I hadn’t even seen them go. Too busy with my stories and my deception. Bad mother.
Bad
mother. Molly waved at me from the top of the slide and then pushed off, squealing all the way to the bottom.
‘God,’ I said, waving back, trying to smile. ‘I wasn’t even looking.’
Anna gave me a sideways glance. ‘Don’t worry,’ she said. ‘I was.’
Hiya Dan,
I reckon it’ll go in a week. Quality album, that. Any longer and you’ve priced it too high.
A pint at the end of March sounds great. I’ve got a lot on with work again this month, but hopefully I’ll be able to get out of some of it, and meet you. Give my love and happy returns to your mum.
Sadie x
Danny’s mum had always adored me. She had ambushed me on the High Street one day, not long after Danny had dumped me, clasped me to her hard, high bosom with a squeezing hug, and told me, ‘My son is an idiot, and I’ve told him as much, Sadie. I am so sorry.’
I had dissolved into tears and we’d stood there, clasped together outside Marks and Spencer, as I dripped snot and tears on her flowered polyester chest.
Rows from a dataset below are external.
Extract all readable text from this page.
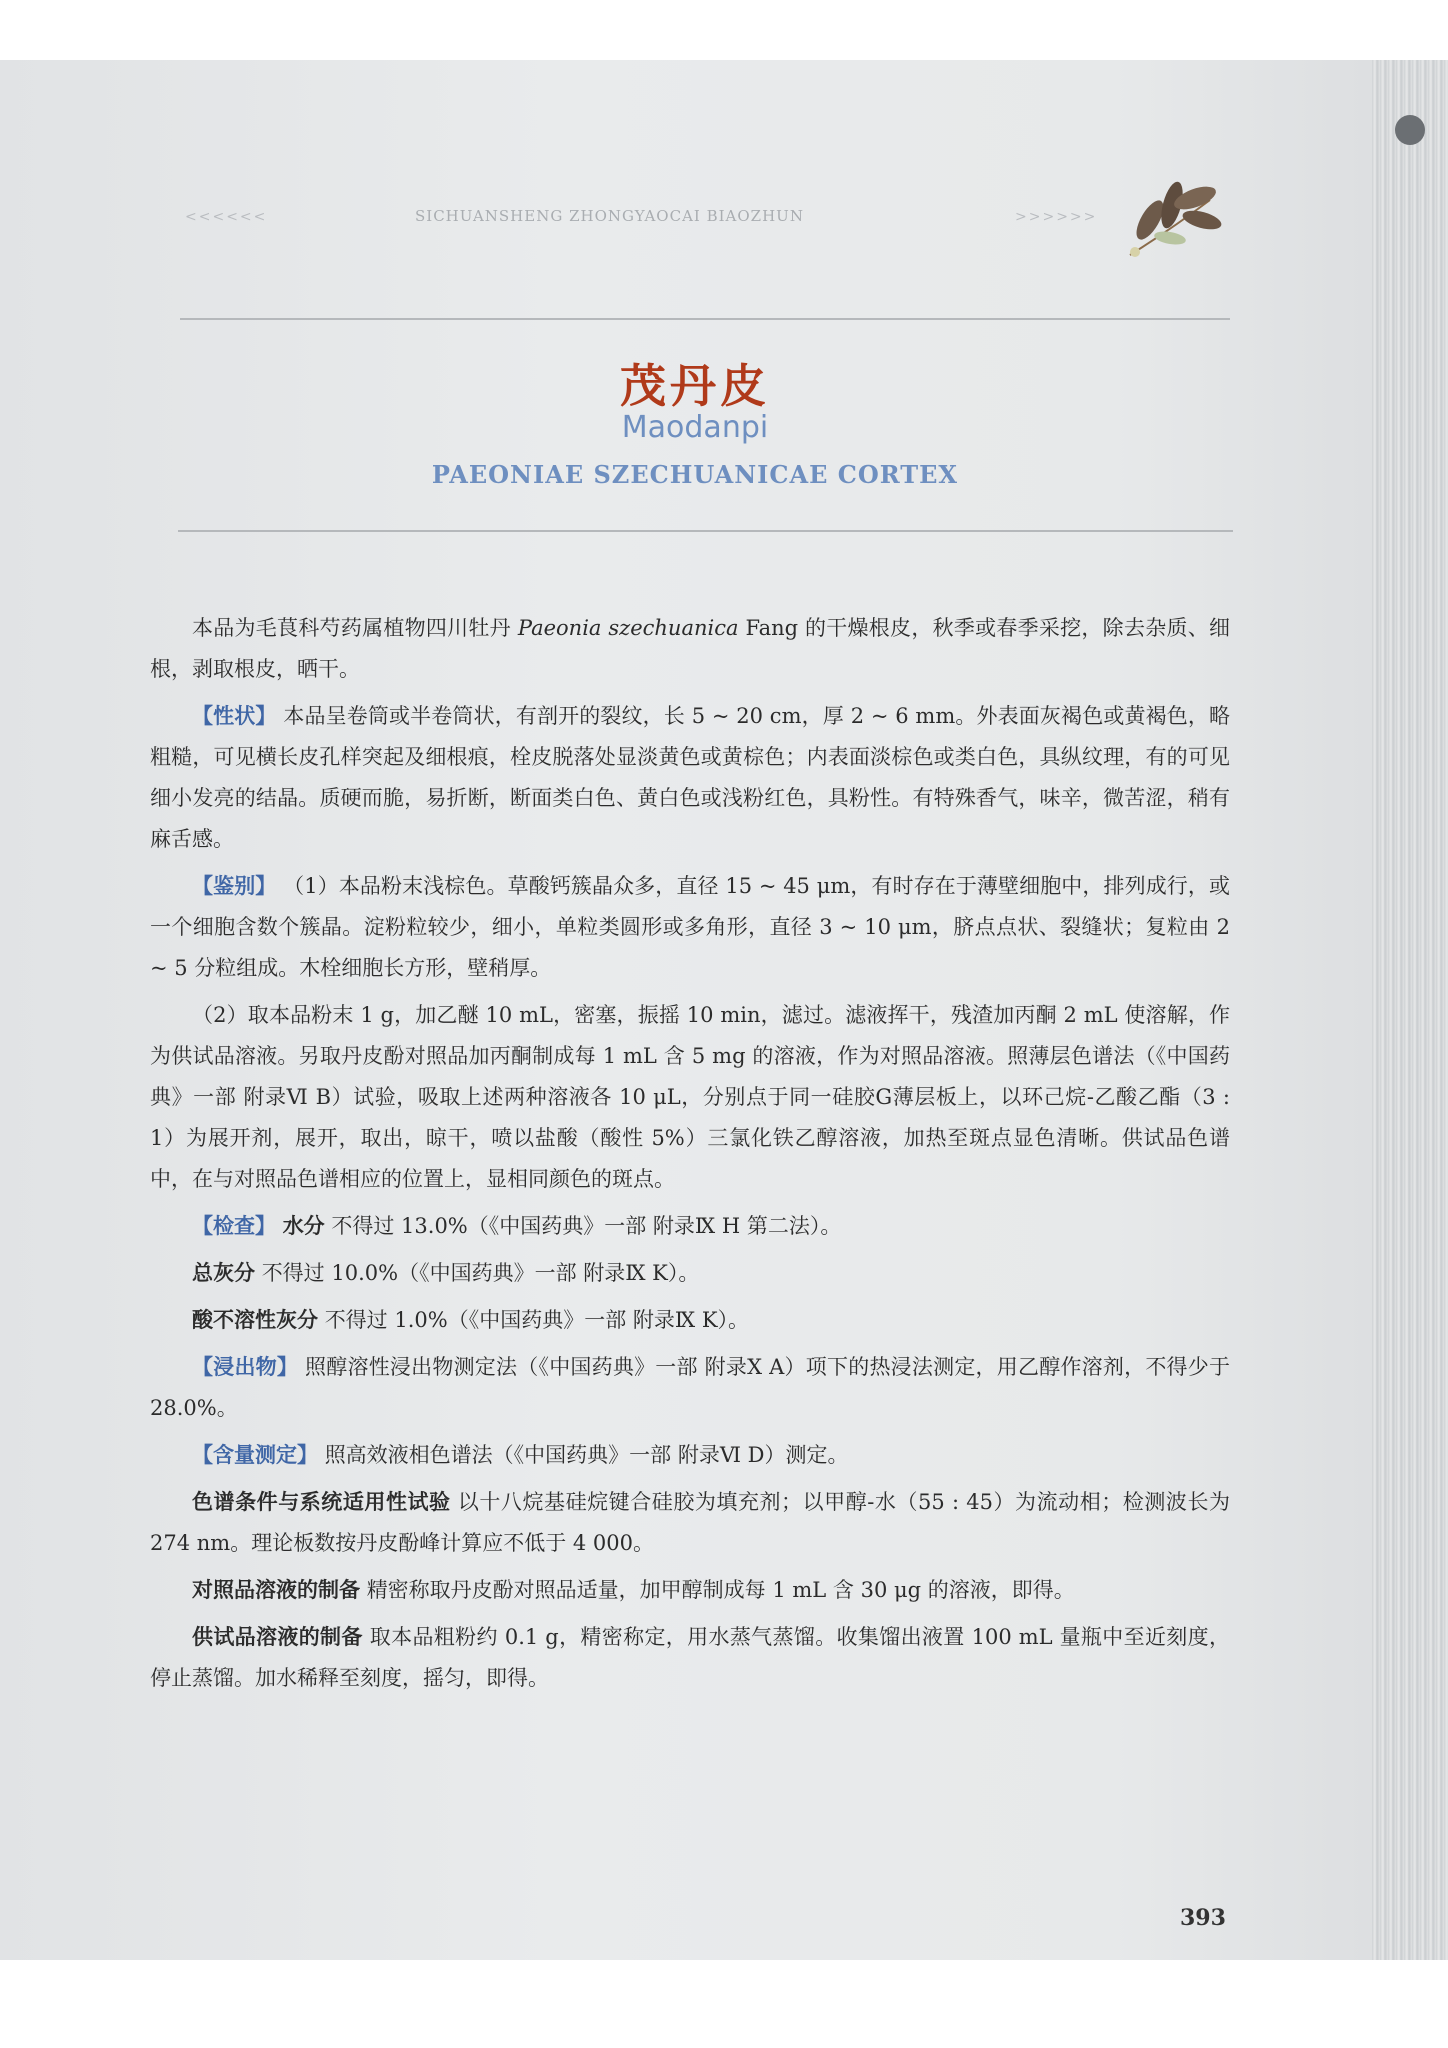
<<<<<<	SICHUANSHENG ZHONGYAOCAI BIAOZHUN	>>>>>>
茂丹皮
Maodanpi
PAEONIAE SZECHUANICAE CORTEX

本品为毛茛科芍药属植物四川牡丹 Paeonia szechuanica Fang 的干燥根皮，秋季或春季采挖，除去杂质、细根，剥取根皮，晒干。

【性状】 本品呈卷筒或半卷筒状，有剖开的裂纹，长 5 ~ 20 cm，厚 2 ~ 6 mm。外表面灰褐色或黄褐色，略粗糙，可见横长皮孔样突起及细根痕，栓皮脱落处显淡黄色或黄棕色；内表面淡棕色或类白色，具纵纹理，有的可见细小发亮的结晶。质硬而脆，易折断，断面类白色、黄白色或浅粉红色，具粉性。有特殊香气，味辛，微苦涩，稍有麻舌感。

【鉴别】 （1）本品粉末浅棕色。草酸钙簇晶众多，直径 15 ~ 45 μm，有时存在于薄壁细胞中，排列成行，或一个细胞含数个簇晶。淀粉粒较少，细小，单粒类圆形或多角形，直径 3 ~ 10 μm，脐点点状、裂缝状；复粒由 2 ~ 5 分粒组成。木栓细胞长方形，壁稍厚。

（2）取本品粉末 1 g，加乙醚 10 mL，密塞，振摇 10 min，滤过。滤液挥干，残渣加丙酮 2 mL 使溶解，作为供试品溶液。另取丹皮酚对照品加丙酮制成每 1 mL 含 5 mg 的溶液，作为对照品溶液。照薄层色谱法（《中国药典》一部 附录Ⅵ B）试验，吸取上述两种溶液各 10 μL，分别点于同一硅胶G薄层板上，以环己烷-乙酸乙酯（3 : 1）为展开剂，展开，取出，晾干，喷以盐酸（酸性 5%）三氯化铁乙醇溶液，加热至斑点显色清晰。供试品色谱中，在与对照品色谱相应的位置上，显相同颜色的斑点。

【检查】 水分 不得过 13.0%（《中国药典》一部 附录Ⅸ H 第二法）。

总灰分 不得过 10.0%（《中国药典》一部 附录Ⅸ K）。

酸不溶性灰分 不得过 1.0%（《中国药典》一部 附录Ⅸ K）。

【浸出物】 照醇溶性浸出物测定法（《中国药典》一部 附录Ⅹ A）项下的热浸法测定，用乙醇作溶剂，不得少于 28.0%。

【含量测定】 照高效液相色谱法（《中国药典》一部 附录Ⅵ D）测定。

色谱条件与系统适用性试验 以十八烷基硅烷键合硅胶为填充剂；以甲醇-水（55 : 45）为流动相；检测波长为 274 nm。理论板数按丹皮酚峰计算应不低于 4 000。

对照品溶液的制备 精密称取丹皮酚对照品适量，加甲醇制成每 1 mL 含 30 μg 的溶液，即得。

供试品溶液的制备 取本品粗粉约 0.1 g，精密称定，用水蒸气蒸馏。收集馏出液置 100 mL 量瓶中至近刻度，停止蒸馏。加水稀释至刻度，摇匀，即得。

393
That had been the last time I had seen her.
Still, I wasn’t quite sure she would love me so much if she could see me now, nursing a vodka in the Albert, waiting to meet Mark. The other man. Wouldn’t have liked that one bit.
I shoved Mrs Cooper out of my head, ordered her to leave the pub at once. No point getting the guilts now. I was here, same table as last time, watching for the door to swing open and Mark to appear. Mark. Who, as of this evening, was going to be my lover. Maybe. Probably. The thought made me feel sick with nerves, half-frightened, half-euphoric. What I was doing was wrong. I knew that. But it was like the man had said himself – it was too late to stop.
My heart started to thud as I saw the door pushed open. And then he was there, eyes straight over to the table and me, mouth curling in satisfaction. He strode over. My hands were trembling.
‘You came,’ he said.
He bent down and kissed my mouth, steadied himself with a hand on my back.
I kissed him back, eyes closed blindly against the rest of the pub, ears deaf to the jukebox. My nerves vanished as my pulse quickened. This was right. Sod everyone else. This was right, me and Mark. This was good.
He pulled away eventually, looked at me. Grinned. ‘Do you always wear that to go running?’
I looked down at my clothes. It had been like being fourteen again, dressing in secretly tarty clothes and covering myself up with something baggy and unsexy to sneak out in. Alex hadn’t given me a second look as I’d swished by him in my tracksuit. Yet, once in the pub, I had unzipped and discarded my tracksuit top to reveal a low-cut black top, with a black satin bra underneath. And although my tracksuit bottoms were still on, underneath them were matching black satin knickers, tiny enough to be practically indecent. Just in case Mark happened to find his way there.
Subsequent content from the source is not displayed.